You stated "Clean gun" but has the cylinder had a lot of 38 specials shot through it?
If no "Crud" is inside the .357 cylinder, I do not know why your brass does not "Fall" out ?
As mentioned, you might need to "Qualify" your scale ?
Good luck.
I clean them pretty good with a power drill and a .40 SW bore brush and some mineral spirits, followed by two patch wipe throughs, I can’t see any carbon rings, and I always shoot magnums before switching to .38 specials.
I got this thing second hand, so I don’t know how many rounds of .38 or Mags have been through this, but the FC doesn’t have that much material eroded from it, so I imagine a decent diet of magnums from the 90s have gone through it.

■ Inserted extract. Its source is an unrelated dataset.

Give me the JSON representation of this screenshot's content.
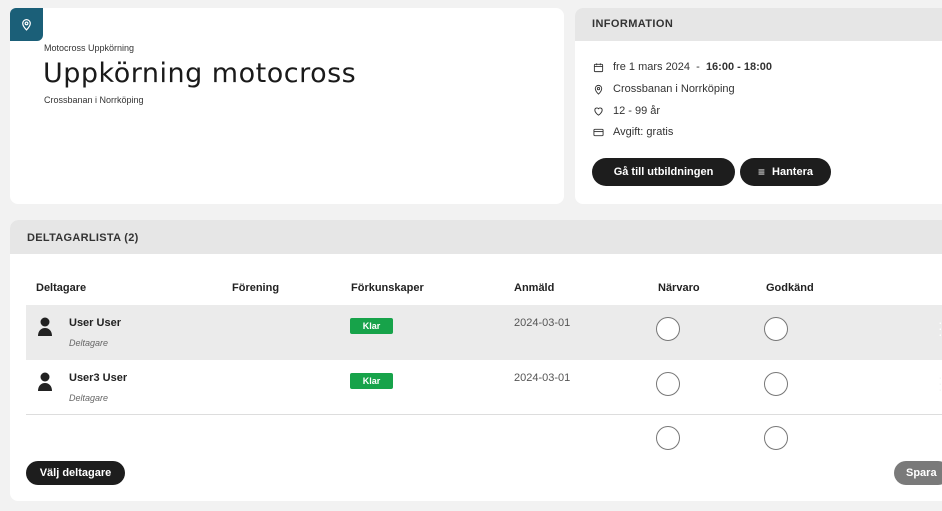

I will say that the stickiness only persists from roughly 3/16” from the case head and that the stickiness isn’t bad enough that have to hammer the ejector to get the cases out, only that I have to apply a good amount of thumb pressure to pop the cases free and tumble out, I think since my carbide die can’t touch that due to the case holder shielding that portion from the resizer, it might be slightly larger than normal.
Again I measure twice with all my loads, using a Lee balance scale and a generic Amazon digital reloading scale that gets left on with every use for 30 minutes, no CFC lights are near it, no electronics either, no breeze. The powder dropper drops to with 0.1 grains or less consistently.
Again, I reiterate, the cases don’t stick aside from roughly 3/16” from the case head, 80% of the case doesn’t stick to any of the chambers, and sometimes there’s one or two that occasionally just drop from gravity before I even touch the ejector.
If I use CCI 500s, I don’t get sticking at all until like 13.0+ grains.
I’m working on a download using CCI 550s, will inform you all in a few days on the result. I don’t have a chrono, but Hornady’s data says it’s safe in a Colt Python with Mag primers.